The Institute for Energy Economics and Financial Analysis states that if India is to achieve its goal of net-zero emissions by 2070, it must align policy, institutional mechanisms, and capital flows to fund a low-carbon, inclusive, and equitable “just transition”.
“The green transition must address livelihoods, social equity, and regional economic diversification in addition to reducing emissions,” stated Gaurav Upadhyay, an energy finance specialist with IEEFA and the paper’s primary author, who posted the report on the World Economic Forum website recently.
Because their economies and revenues are dependent on businesses like coal mining, thermal power, cement, steel, and automobiles, coal-dependent states like Jharkhand, Chhattisgarh, and Odisha will be the most affected by the change. Although decarbonisation through renewable energy, electric vehicles, and green buildings has been the main focus of India’s climate finance, Upadhyay stated that funds must also assist entrepreneurship, small businesses, skill development, and safety nets for impacted populations.
“At this time, funding for these social aspects is still scarce and dispersed,” he stated, adding that disadvantaged areas might benefit from fiscal transfers, green budgeting, and other public finance instruments. Though institutional coordination is still lacking, policy interest in a just transition is increasing across India’s labour, environment, coal, power, and finance ministries.

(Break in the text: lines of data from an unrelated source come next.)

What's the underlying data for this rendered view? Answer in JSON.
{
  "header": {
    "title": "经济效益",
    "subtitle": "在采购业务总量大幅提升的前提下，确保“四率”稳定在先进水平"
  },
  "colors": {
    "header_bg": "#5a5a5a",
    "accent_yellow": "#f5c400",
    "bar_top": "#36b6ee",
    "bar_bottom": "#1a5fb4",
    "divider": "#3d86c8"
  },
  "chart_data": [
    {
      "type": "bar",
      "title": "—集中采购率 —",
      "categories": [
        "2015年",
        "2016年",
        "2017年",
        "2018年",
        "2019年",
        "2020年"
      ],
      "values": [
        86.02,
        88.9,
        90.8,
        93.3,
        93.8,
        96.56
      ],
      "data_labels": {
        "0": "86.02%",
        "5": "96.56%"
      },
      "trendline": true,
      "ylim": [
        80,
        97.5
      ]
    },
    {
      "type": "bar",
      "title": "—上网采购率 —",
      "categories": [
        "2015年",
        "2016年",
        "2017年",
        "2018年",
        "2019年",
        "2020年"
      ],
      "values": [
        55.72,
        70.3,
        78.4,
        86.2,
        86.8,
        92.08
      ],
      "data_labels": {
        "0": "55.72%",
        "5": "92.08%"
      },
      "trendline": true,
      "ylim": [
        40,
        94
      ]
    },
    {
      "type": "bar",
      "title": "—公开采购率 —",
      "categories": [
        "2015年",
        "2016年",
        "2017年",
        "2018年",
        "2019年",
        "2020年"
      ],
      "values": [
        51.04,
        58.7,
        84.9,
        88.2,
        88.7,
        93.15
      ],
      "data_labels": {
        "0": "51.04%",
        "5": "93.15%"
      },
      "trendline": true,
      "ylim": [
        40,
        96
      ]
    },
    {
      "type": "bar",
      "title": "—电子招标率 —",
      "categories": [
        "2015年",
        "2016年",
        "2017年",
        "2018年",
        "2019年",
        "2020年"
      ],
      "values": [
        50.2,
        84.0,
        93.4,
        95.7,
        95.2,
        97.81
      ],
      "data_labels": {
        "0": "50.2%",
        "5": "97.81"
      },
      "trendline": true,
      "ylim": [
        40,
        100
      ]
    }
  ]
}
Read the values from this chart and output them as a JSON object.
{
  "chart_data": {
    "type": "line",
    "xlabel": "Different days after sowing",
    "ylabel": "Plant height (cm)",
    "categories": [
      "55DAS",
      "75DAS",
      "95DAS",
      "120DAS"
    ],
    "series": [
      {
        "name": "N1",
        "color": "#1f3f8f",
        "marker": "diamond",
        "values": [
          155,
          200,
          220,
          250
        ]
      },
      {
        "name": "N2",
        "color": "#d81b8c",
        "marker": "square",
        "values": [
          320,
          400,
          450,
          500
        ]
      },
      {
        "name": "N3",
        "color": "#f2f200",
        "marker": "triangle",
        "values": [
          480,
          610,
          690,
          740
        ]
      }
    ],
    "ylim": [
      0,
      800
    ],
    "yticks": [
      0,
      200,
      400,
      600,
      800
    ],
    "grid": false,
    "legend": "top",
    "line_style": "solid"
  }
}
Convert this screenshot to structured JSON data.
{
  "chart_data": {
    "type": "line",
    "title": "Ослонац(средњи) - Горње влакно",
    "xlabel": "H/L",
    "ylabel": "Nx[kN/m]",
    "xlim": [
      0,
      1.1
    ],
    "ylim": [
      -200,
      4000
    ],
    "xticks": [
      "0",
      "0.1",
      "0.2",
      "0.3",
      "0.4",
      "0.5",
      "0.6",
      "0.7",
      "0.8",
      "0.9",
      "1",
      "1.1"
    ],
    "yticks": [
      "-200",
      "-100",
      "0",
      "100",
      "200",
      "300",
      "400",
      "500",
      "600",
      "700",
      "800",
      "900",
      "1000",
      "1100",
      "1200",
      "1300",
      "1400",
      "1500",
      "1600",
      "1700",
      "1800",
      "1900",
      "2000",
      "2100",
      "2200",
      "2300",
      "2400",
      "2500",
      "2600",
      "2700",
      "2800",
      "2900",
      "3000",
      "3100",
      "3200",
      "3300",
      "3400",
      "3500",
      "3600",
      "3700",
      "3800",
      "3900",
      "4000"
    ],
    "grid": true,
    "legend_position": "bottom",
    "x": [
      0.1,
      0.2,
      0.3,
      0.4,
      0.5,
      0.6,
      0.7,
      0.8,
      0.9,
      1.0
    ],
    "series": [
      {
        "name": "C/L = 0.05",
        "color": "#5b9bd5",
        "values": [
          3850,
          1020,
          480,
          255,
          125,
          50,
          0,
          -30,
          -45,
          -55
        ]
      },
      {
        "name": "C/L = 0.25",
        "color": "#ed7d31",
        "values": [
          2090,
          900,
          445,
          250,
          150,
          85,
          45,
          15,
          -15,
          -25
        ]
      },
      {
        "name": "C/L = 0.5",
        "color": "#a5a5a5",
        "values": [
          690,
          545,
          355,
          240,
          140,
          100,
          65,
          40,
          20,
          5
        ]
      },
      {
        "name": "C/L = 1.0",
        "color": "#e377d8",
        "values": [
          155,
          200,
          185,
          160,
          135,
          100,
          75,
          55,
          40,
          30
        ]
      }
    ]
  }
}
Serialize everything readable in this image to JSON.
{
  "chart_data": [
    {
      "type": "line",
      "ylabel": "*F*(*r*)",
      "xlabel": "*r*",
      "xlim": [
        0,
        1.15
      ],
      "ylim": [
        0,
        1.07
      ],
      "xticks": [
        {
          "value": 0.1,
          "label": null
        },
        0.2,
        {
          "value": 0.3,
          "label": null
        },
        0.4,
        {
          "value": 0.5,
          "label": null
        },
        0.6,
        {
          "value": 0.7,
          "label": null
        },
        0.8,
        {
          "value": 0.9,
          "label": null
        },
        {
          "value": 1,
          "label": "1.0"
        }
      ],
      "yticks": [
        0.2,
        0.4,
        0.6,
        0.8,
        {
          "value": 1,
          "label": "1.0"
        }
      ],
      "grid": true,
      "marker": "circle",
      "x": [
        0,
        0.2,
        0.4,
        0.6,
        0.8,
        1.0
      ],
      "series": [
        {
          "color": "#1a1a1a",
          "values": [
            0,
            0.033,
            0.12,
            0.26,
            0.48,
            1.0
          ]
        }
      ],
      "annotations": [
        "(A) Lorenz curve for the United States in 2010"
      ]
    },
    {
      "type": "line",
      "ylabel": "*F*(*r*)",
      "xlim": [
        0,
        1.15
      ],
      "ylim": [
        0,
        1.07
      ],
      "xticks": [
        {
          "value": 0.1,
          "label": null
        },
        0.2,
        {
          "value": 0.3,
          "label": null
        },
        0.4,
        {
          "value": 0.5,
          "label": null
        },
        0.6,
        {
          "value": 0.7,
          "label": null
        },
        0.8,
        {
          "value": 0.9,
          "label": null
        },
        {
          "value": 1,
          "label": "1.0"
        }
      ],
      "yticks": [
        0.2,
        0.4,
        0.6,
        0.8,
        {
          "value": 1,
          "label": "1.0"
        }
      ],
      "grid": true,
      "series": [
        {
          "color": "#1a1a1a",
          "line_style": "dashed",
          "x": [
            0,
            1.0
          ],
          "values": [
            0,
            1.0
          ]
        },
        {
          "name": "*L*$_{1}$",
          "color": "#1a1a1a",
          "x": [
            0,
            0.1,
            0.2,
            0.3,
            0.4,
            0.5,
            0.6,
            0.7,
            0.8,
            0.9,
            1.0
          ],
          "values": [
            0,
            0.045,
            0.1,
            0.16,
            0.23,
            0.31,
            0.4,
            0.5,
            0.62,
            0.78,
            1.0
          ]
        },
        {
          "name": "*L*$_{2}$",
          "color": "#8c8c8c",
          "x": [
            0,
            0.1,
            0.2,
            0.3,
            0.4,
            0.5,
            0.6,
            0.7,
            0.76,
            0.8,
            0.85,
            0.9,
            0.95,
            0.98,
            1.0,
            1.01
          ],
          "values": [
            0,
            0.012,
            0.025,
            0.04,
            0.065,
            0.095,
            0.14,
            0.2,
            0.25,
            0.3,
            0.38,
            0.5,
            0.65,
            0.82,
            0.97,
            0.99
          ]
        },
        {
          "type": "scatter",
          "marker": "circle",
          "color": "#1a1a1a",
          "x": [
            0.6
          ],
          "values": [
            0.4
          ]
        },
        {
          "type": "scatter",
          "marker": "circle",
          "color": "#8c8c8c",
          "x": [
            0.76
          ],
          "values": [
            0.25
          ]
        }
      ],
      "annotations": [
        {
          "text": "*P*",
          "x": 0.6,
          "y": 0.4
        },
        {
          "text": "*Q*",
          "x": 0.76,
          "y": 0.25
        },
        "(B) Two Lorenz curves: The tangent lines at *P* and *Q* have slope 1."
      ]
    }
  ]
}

There is no system in place to coordinate funding at the federal, state, and regulatory levels, which results in inefficiencies and a lack of local needs alignment.
Current tools like concessional loans, corporate social responsibility funds, and sovereign green bonds might be labelled and steered towards community-focused goals.
For instance, CSR spending in coal regions might give priority to education, health care, and entrepreneurship. To engage in just transition initiatives, private investors want quantifiable results, risk mitigation strategies, and unambiguous governmental signals, according to Upadhyay.
While sustainability-linked loans and bonds could tie funding to workforce or regional development targets, blended finance solutions could reduce the risk of investments.
In order to include just transition principles into reporting, lending, and project planning, the report recommended capacity-building at all levels, from the Reserve Bank of India and Securities and Exchange Board of India to state governments and civil society. India should concentrate on preparation measures between 2025 and 2030, such as requiring just transition disclosures under SEBI’s framework for business responsibility and sustainability reporting. Green jobs should be given priority in state budgets, and financing windows should be expanded between 2031 and 2035.
In order to guarantee that vulnerable populations are not left behind, ministries, state governments, businesses, and academic institutions must collaborate in the long run to reinvest green industry tax income into transition initiatives.
According to Upadhyay, “India must fortify the social scaffolding necessary to ensure that workers, communities, and vulnerable regions are not left behind as it accelerates the shift away from fossil fuels.” “The transition can be made both equitable and environmentally friendly with a well-designed just transition financing ecosystem.”